Unleashing AI: Why AI needs a better cloud strategy

Speed ​​has always been one of the most important measures of business success. The need for speed has increased in recent years, as time-to-market, streamlined production, seamless logistics and 24-hour customer service are all expected as the foundation for companies wanting to compete. We’ve reached the limit of what hard work and elbow grease can achieve in these areas, and that’s where artificial intelligence (AI) is taking the baton and running with it.

AI models are no longer a fringe technology. They are now commercially available and companies can train them to fit their own specific use cases. This new-found accessibility is in no small part due to the cloud environment and the agility, flexibility and scalability that comes with it. The marriage of AI and the cloud has paved the way for AI-as-a-Service (AIaaS) solutions – just as the majority of companies are now taking advantage of Software-as-a-Service (SaaS) to avoid long-standing supplier lock-ins and dependency on legacy platforms, AIaaS brings the benefits of AI modeling, natural language processing (NLP), and large language models (LLMs) to the masses.

These benefits are hard to ignore. According to a report from Accenture, AI adoption has the potential to increase business profitability by an average of 38% by 2035. However, if companies want to reap the benefits of this now highly accessible technology, they will have to overcome one of its most problematic issues. common bottlenecks – connectivity. Not only are the speed and robustness of connectivity critical to leveraging AI, advanced use cases also require an expertly configured multi-cloud environment that ensures security and performance.

Ivo Ivanov

CEO at DE-CIX, a leading provider of premium interconnection services.

Putting the “P” in KPI

All companies use key performance indicators to measure their success, from first call resolution (FCR) to the time it takes to bring a product to market. The scope and ambition of these KPIs are of course limited by what the business can realistically achieve, but AI is changing that. Take Amazon, for example, which uses AI to create customized product recommendations, optimize pricing strategies on a regional basis, and detect fraudulent reviews and transactions. All of these functions are directly linked to KPIs such as sales volume, repeat customer requests and risk mitigation – all made possible through the use of AI. One of Facebook’s most important KPIs in recent years has been moderating the content on its platform. The company has also deployed AI and machine learning to flag and remove inappropriate content, allowing it to increase and meet its KPI targets to maintain trust in its brand.

The automotive industry is another good example. Automakers will have numerous KPIs around driver and passenger safety, which can now be amplified with the help of AI. Onboard infotainment systems can use real-time sensors to detect things like driver fatigue – something that wouldn’t have been possible without the addition of artificial intelligence.

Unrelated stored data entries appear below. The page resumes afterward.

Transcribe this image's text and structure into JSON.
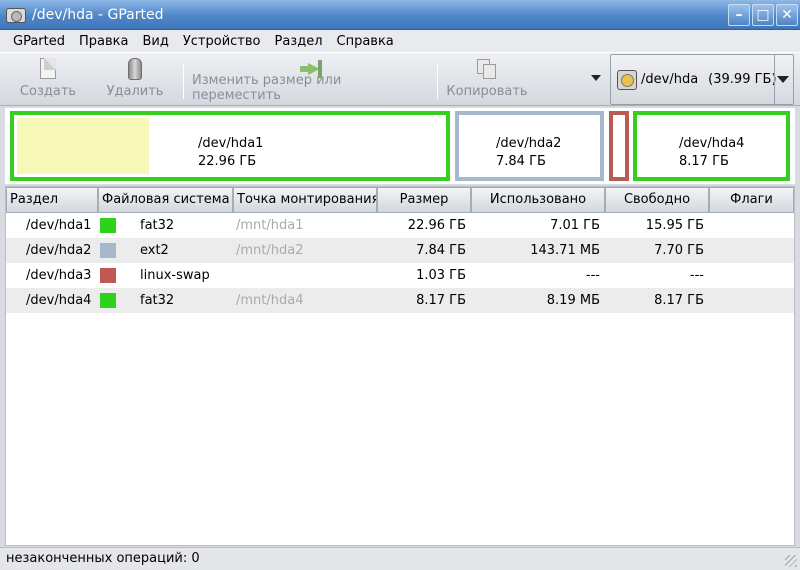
{
  "window": {
    "title": "/dev/hda - GParted",
    "controls": {
      "minimize": "–",
      "maximize": "□",
      "close": "✕"
    }
  },
  "menu": [
    {
      "label": "GParted"
    },
    {
      "label": "Правка"
    },
    {
      "label": "Вид"
    },
    {
      "label": "Устройство"
    },
    {
      "label": "Раздел"
    },
    {
      "label": "Справка"
    }
  ],
  "toolbar": {
    "create_label": "Создать",
    "delete_label": "Удалить",
    "resize_label": "Изменить размер или переместить",
    "copy_label": "Копировать",
    "device": {
      "name": "/dev/hda",
      "size": "(39.99 ГБ)"
    }
  },
  "diskmap": {
    "partitions": [
      {
        "name": "/dev/hda1",
        "size": "22.96 ГБ",
        "fs_color": "#35cf1e",
        "used_fraction": 0.305
      },
      {
        "name": "/dev/hda2",
        "size": "7.84 ГБ",
        "fs_color": "#a6b8cc"
      },
      {
        "name": "/dev/hda3",
        "size": "",
        "fs_color": "#b85b54"
      },
      {
        "name": "/dev/hda4",
        "size": "8.17 ГБ",
        "fs_color": "#35cf1e"
      }
    ]
  },
  "table": {
    "columns": [
      "Раздел",
      "Файловая система",
      "Точка монтирования",
      "Размер",
      "Использовано",
      "Свободно",
      "Флаги"
    ],
    "rows": [
      {
        "partition": "/dev/hda1",
        "filesystem": "fat32",
        "fs_color": "#2fd21b",
        "mount": "/mnt/hda1",
        "size": "22.96 ГБ",
        "used": "7.01 ГБ",
        "free": "15.95 ГБ",
        "flags": ""
      },
      {
        "partition": "/dev/hda2",
        "filesystem": "ext2",
        "fs_color": "#a6b8cc",
        "mount": "/mnt/hda2",
        "size": "7.84 ГБ",
        "used": "143.71 МБ",
        "free": "7.70 ГБ",
        "flags": ""
      },
      {
        "partition": "/dev/hda3",
        "filesystem": "linux-swap",
        "fs_color": "#c05a50",
        "mount": "",
        "size": "1.03 ГБ",
        "used": "---",
        "free": "---",
        "flags": ""
      },
      {
        "partition": "/dev/hda4",
        "filesystem": "fat32",
        "fs_color": "#2fd21b",
        "mount": "/mnt/hda4",
        "size": "8.17 ГБ",
        "used": "8.19 МБ",
        "free": "8.17 ГБ",
        "flags": ""
      }
    ]
  },
  "status": {
    "text": "незаконченных операций: 0"
  }
}
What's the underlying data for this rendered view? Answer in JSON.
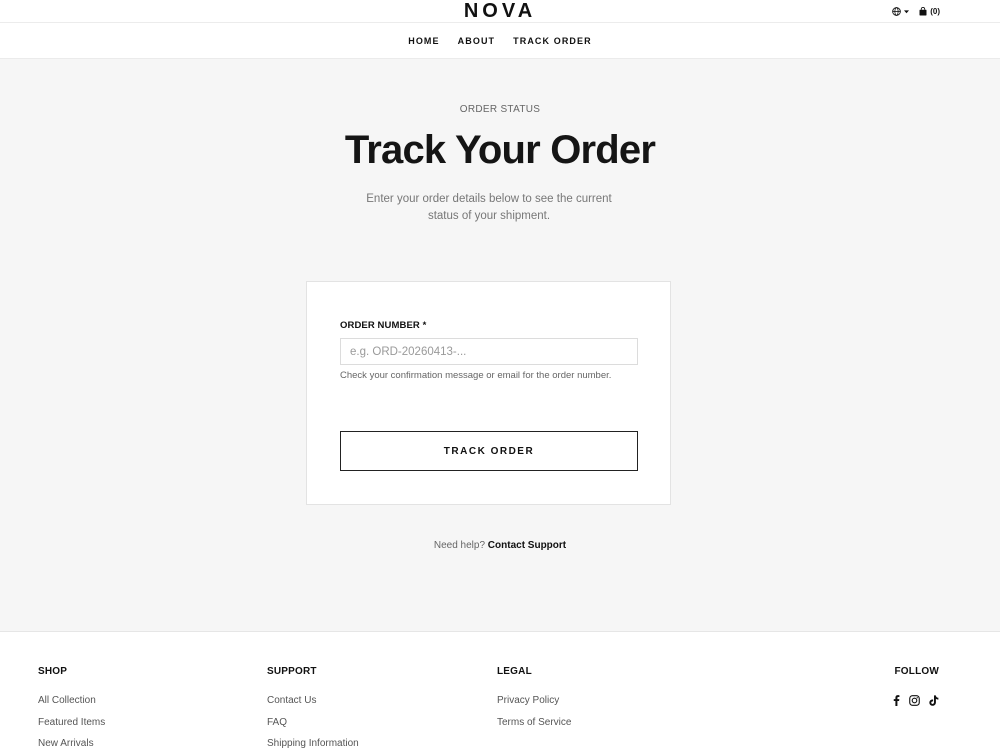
{
  "brand": {
    "logo": "NOVA"
  },
  "header": {
    "cart_label": "(0)",
    "nav": [
      {
        "label": "HOME"
      },
      {
        "label": "ABOUT"
      },
      {
        "label": "TRACK ORDER"
      }
    ]
  },
  "hero": {
    "eyebrow": "ORDER STATUS",
    "title": "Track Your Order",
    "subtitle": "Enter your order details below to see the current status of your shipment."
  },
  "form": {
    "order_label": "ORDER NUMBER *",
    "order_placeholder": "e.g. ORD-20260413-...",
    "order_value": "",
    "helper": "Check your confirmation message or email for the order number.",
    "submit_label": "TRACK ORDER"
  },
  "help": {
    "prefix": "Need help?",
    "link": "Contact Support"
  },
  "footer": {
    "shop": {
      "heading": "SHOP",
      "links": [
        "All Collection",
        "Featured Items",
        "New Arrivals"
      ]
    },
    "support": {
      "heading": "SUPPORT",
      "links": [
        "Contact Us",
        "FAQ",
        "Shipping Information"
      ]
    },
    "legal": {
      "heading": "LEGAL",
      "links": [
        "Privacy Policy",
        "Terms of Service"
      ]
    },
    "follow": {
      "heading": "FOLLOW",
      "icons": [
        "facebook-icon",
        "instagram-icon",
        "tiktok-icon"
      ]
    }
  }
}
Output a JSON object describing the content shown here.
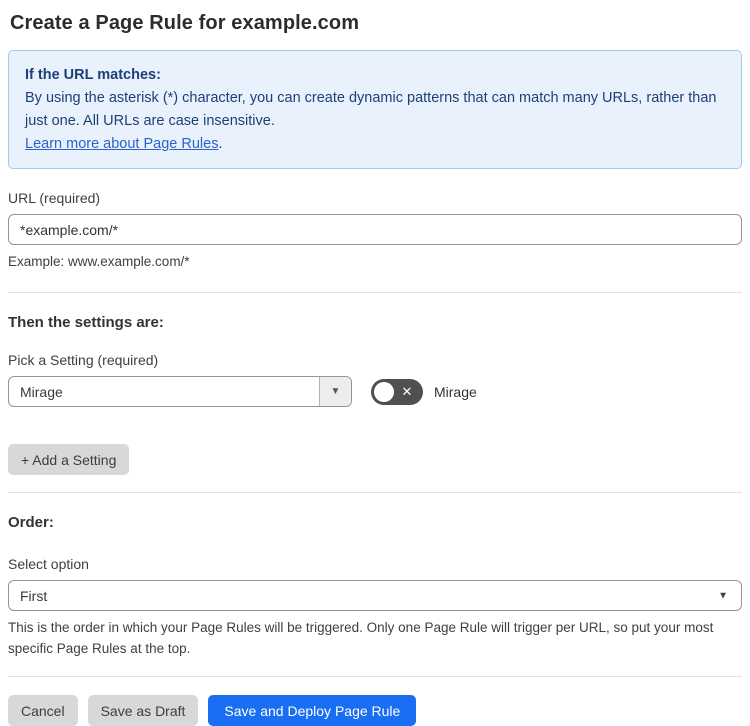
{
  "page": {
    "title": "Create a Page Rule for example.com"
  },
  "info_box": {
    "heading": "If the URL matches:",
    "body": "By using the asterisk (*) character, you can create dynamic patterns that can match many URLs, rather than just one. All URLs are case insensitive.",
    "link_label": "Learn more about Page Rules",
    "link_suffix": "."
  },
  "url_field": {
    "label": "URL (required)",
    "value": "*example.com/*",
    "helper": "Example: www.example.com/*"
  },
  "settings": {
    "heading": "Then the settings are:",
    "picker_label": "Pick a Setting (required)",
    "selected_setting": "Mirage",
    "toggle_state": "off",
    "toggle_label": "Mirage",
    "add_button_label": "+ Add a Setting"
  },
  "order": {
    "heading": "Order:",
    "label": "Select option",
    "selected_option": "First",
    "helper": "This is the order in which your Page Rules will be triggered. Only one Page Rule will trigger per URL, so put your most specific Page Rules at the top."
  },
  "footer": {
    "cancel_label": "Cancel",
    "save_draft_label": "Save as Draft",
    "save_deploy_label": "Save and Deploy Page Rule"
  },
  "icons": {
    "dropdown_arrow": "▼",
    "toggle_off_x": "✕"
  },
  "colors": {
    "info_background": "#e9f2fc",
    "info_border": "#a3c9ee",
    "info_text": "#1d3f78",
    "link_blue": "#2c62cb",
    "primary_button_blue": "#1a6ef2",
    "toggle_off_gray": "#4f4f4f",
    "secondary_button_gray": "#d8d8d8"
  }
}
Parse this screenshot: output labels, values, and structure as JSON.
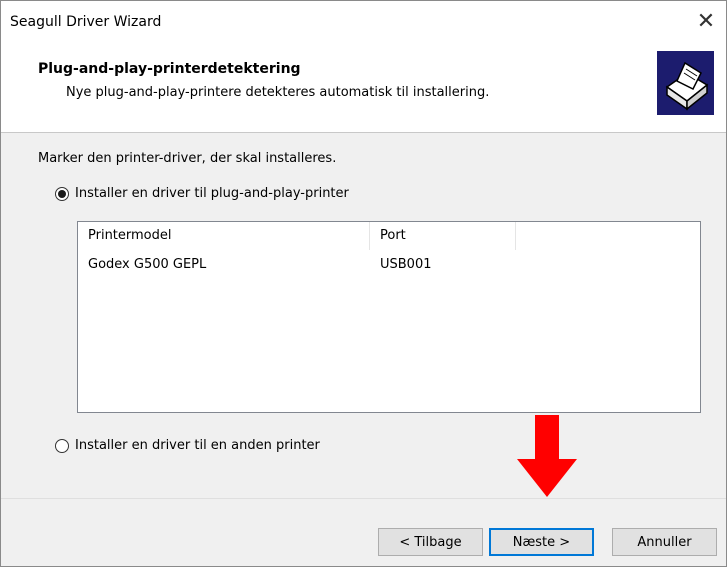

As tools like OpenAI’s ChatGPT and Google’s PaLM become more sophisticated and available, the opportunity for businesses of all sizes to optimize their KPIs and achieve higher levels of performance is now within reach – but only if they avoid the connectivity bottleneck.

Connectivity is the foundation of cloud-based AI

Adding more traffic to an already busy road will only lead to more problems, especially when that traffic has to move very quickly to be useful. Adopting AIaaS with simple public internet connectivity is like putting race cars on a busy city road. It is technically possible, but does not produce the desired result. If companies are going to invest in the race car (AIaaS), they need to make sure there is a dedicated highway they can use. Interconnection technology can provide that highway.

The speed of data transfer (the race car) to and from the cloud is critical, and the unpredictable routes of the public internet can slow traffic and, perhaps worse, risk sensitive data being exposed. Interconnection achieves optimal performance by using direct connections from the company’s IT infrastructure to cloud services that bypass the public Internet. Enterprises can still use the urban road (public cloud) for non-critical traffic, and use the dedicated highway provided by interconnection technology for AI processing. This setup avoids the unreliability of the public Internet and provides near real-time insights and lightning-fast processing. Implementing a cloud routing service on an interconnection platform also enables direct cloud-to-cloud communications, eliminating the need for data to travel back to the corporate infrastructure. This service improves application performance across systems and ensures seamless interoperability between clouds – perfect for multi-cloud setups.

So the race has begun. According to IBM, 35% of companies worldwide have already implemented some form of AI and the AIaaS market will grow at almost 40% per year until 2030. To be part of this upward curve, companies must be in the cloud. – but more than that, they need to have the connectivity infrastructure in place to thrive in the cloud.